Once tied up, and everything quiets down, it is established that my mutiny is forgiven, and Alex is forgiven for giving the order, and we laugh our butts off. It is time for DINNER!
After checking into the marina, and us foreign guys showing our passports, we get a cab to the restaurant on the hill. This marina is state of the art facilities, and then you drive in a quaint town, up steep cobblestone streets, down narrow alleys, to the restaurant....that is closed. It is 10:00 on Wednesday night, in a small town, and I am thinking UH OH! No problem! Portuguese is flying, the taxi driver knows just the place, and he assures us that they are open. Away we go a little higher with narrower streets to a great little place that is still full of people. And, you can see the boat from there as well.
Dinner is seafood.....hey, Alex said this town had great seafood and he was right. We order lots of food ( they order for me obviously), plus green wine, beer, port, liquers, etc. V and Alexandre are discussing ports ( read that as arguing) and in the end they found out they both knew a lot about ports. Great time, great food. lots of laughs, and it is now midnight. Remember we had started about 7:30 AM.

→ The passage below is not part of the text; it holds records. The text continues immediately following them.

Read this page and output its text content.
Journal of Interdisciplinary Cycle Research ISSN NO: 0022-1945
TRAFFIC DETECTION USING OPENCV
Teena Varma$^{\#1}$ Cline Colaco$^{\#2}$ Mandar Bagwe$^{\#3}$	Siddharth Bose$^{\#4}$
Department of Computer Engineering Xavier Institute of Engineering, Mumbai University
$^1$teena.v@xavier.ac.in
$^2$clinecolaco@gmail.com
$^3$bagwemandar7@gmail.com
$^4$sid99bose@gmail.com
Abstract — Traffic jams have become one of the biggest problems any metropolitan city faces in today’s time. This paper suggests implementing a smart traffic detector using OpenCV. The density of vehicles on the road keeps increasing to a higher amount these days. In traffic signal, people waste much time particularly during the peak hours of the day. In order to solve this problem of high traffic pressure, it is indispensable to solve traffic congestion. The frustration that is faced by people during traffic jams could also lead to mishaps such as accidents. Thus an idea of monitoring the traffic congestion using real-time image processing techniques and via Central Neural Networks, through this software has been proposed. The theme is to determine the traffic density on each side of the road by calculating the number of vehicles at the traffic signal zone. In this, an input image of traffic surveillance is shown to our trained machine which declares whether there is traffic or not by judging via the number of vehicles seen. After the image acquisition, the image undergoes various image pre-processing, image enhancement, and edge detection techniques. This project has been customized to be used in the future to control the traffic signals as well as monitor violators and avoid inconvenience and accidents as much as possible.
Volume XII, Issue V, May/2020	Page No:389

Just one little job to do when we get back to the boat. Alex needs to rig some spreader lights so the boat is ready for Villamoura. Giulietta wants them and it is important. OK, I did say spreaders. I also said beer, wine, port, liguer, etc.. Alex was not drinking much because of Fred, but his friends had to pull him up the mast to work on the lights. We rigged the seat, and also a back up line to a harness, and hauled him up. I have to give him credit, he got the job done. The 20 minute job took about 45 minutes a side, but it did get done. He had no feeling in his legs and feet when he came down, and I know that I would have not had the endurance to get it done. I think his real intent was to sober us up so we would be ready to leave at 5:45 AM. Don't these people ever sleep????
V volunteers for the first shift in the morning. Alex wakes him, they get out beyond the freighters, set a course, and Alex goes back to bed. V is enjoying the sail in the peace of the cockpit, tweaking things as he is in control, until I get up about 8:00. I take a shift till about 10:00 when Alex wakes up and then everyone starts to move about. Still not much wind, but we are sailing, and in one stretch we are having a very good time. A few tacks, I looked once and we were heeling at 25 degrees and the boat did not lose a beat. The hull shape allows the boat to heel without adding wetted surface. This thing would be a blast in 20+, but I was having a great time in light winds. ONCE, ALEX EVEN TOLD US WE DID A GOOD TACK!! We are approaching the Cape, and Alex is just hoping and praying that the wind picks up and we get the crap scared out of us. The swells are getting bigger, and because of the steep walls of the cape they are going in all directions. Not much wave, not much wind, but big swells. We sail around the cape as there is no way Alex is motoring around it.NO WAY!!!!!
And he really is not happy about the wind and he mentions that he hates the dodger again. But he loves American tape. Duct Tape!
This coastline is not friendly, but is quite beautiful. Large walls of rock and lots of ocean. Churches, monasteries, and resorts. Rock, beach, rock, beach. Caves that lead to beaches. You could spend forever along the southern end of Portugal just seeing the beaches. But, the wind dies and we motor on to Vilamoura. And he really hates that damn dodger!
Guys, I will finish tomorrow. V should be home late tonight and will add his version as well. We are almost to Vilamoura.